The Trump administration is running the opposite play, dismissive of history. The evidence is piling up that it’s for exactly the reason the BBC understood.
Source: Indian Annual Register, Volume 1, 1945, page 253
Propaganda Podium
On Wednesday, Defense Secretary Pete Hegseth stood at the Pentagon podium and told reporters that when casualties are reported, “the press only wants to make the president look bad.” He said it out loud. The man running a war told the country’s journalists to stop documenting dead soldiers.
This was not a slip. Hegseth replaced the Pentagon’s independent press corps last fall with a right-wing roster that CNN described as giving him “kid-glove treatment” from front-row seats. Six military beat reporters, granted anonymity, told CNN the information environment is unprecedented. One summarized: “Lots of chest-thumping, less concrete data.” Another said that in ordinary wartime, the press gets detailed operational briefings once or twice a day. Now:
These days, they put a random tweet or video out with details, with no way for journalists to follow up.
CENTCOM’s casualty accounting tells the same story. On day one, the official line was “no casualties.” That was revised to three dead, then six, as bodies were recovered and wounded died. CENTCOM repeatedly withheld the specific bases, units, and circumstances — citing “operational security” — while omitting locations for recovered remains from its public posts. The Washington Post revealed the six killed were in a tactical operations center in Kuwait that “offered little protection from overhead strikes.” A force protection failure the Pentagon had no interest in publicizing.
Trump told reporters Iran has “no navy, air force, air detection, or radar.” Hegseth declared the US and Israel would achieve “complete control of Iranian skies” within days. This is the Lord Haw-Haw play, not the Fourth Arm play. It projects the thing it’s trying to hide.
Censorship as Coverage
The conflict is widening into its second week across at least twelve countries. Iran has launched strikes against 27 bases where US troops are deployed. The damage is confused, while real and documented:
The US embassy in Kuwait was struck and closed indefinitely. Two Iranian Su-24 bombers nearly reached Al Udeid — the largest US base in the Middle East — before Qatari F-15s shot them down. Kuwait’s military accidentally downed three American F-15Es in a friendly fire incident. Amazon’s cloud data centers in Bahrain and the UAE were hit and remain offline. A Shahed drone struck the runway at Britain’s RAF Akrotiri in Cyprus — EU territory — prompting the evacuation of the surrounding village and protests in Limassol with chants of “British bases out.” Cyprus refused to rule out renegotiating the status of UK bases on the island.
An IRGC general declared that since the UK allowed American aircraft to use Akrotiri, Iran would “launch missiles at Cyprus with such intensity that the Americans will be forced to leave the island.” By March 5, Italy, the Netherlands, and Spain were sending warships to defend Cyprus. Europe is being dragged into the conflict whether it wants to be or not.
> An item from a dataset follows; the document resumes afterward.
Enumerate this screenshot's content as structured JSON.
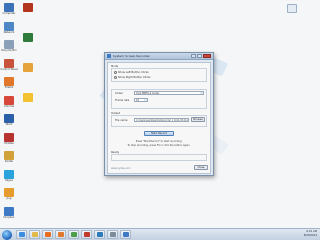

Iranian drones struck Nakhchivan International Airport in Azerbaijan on March 5, hitting the terminal building. A second drone landed near a school. President Aliyev called it “a terrorist act,” summoned the Iranian ambassador, ordered the army to full combat readiness, and withdrew Azerbaijan’s diplomats from Iran. Nakhchivan sits on the US-brokered “Trump Route” corridor that Iran has long opposed. Turkey condemned the strike. Iran denied responsibility and suggested an Israeli false flag even while an IRGC-linked Telegram channel claimed responsibility.
Reporting is needed more now than ever, as censorship denies the kind of transparency and clarity needed to contain war.
Hormuz is Just Math
The Strait of Hormuz is effectively closed. Kpler, the commodity intelligence firm, puts it plainly:
Insurance withdrawal is doing the work that physical blockade has not — the outcome for cargo flow is largely the same.
Tanker traffic dropped to approximately zero. Over 150 ships anchored outside the strait. Maersk and Hapag-Lloyd suspended transits, rerouting via the Cape of Good Hope at roughly $1 million extra per voyage. Oil past $91 a barrel. Houthi-controlled Yemen resumed attacks on Red Sea shipping, closing the Suez alternative too.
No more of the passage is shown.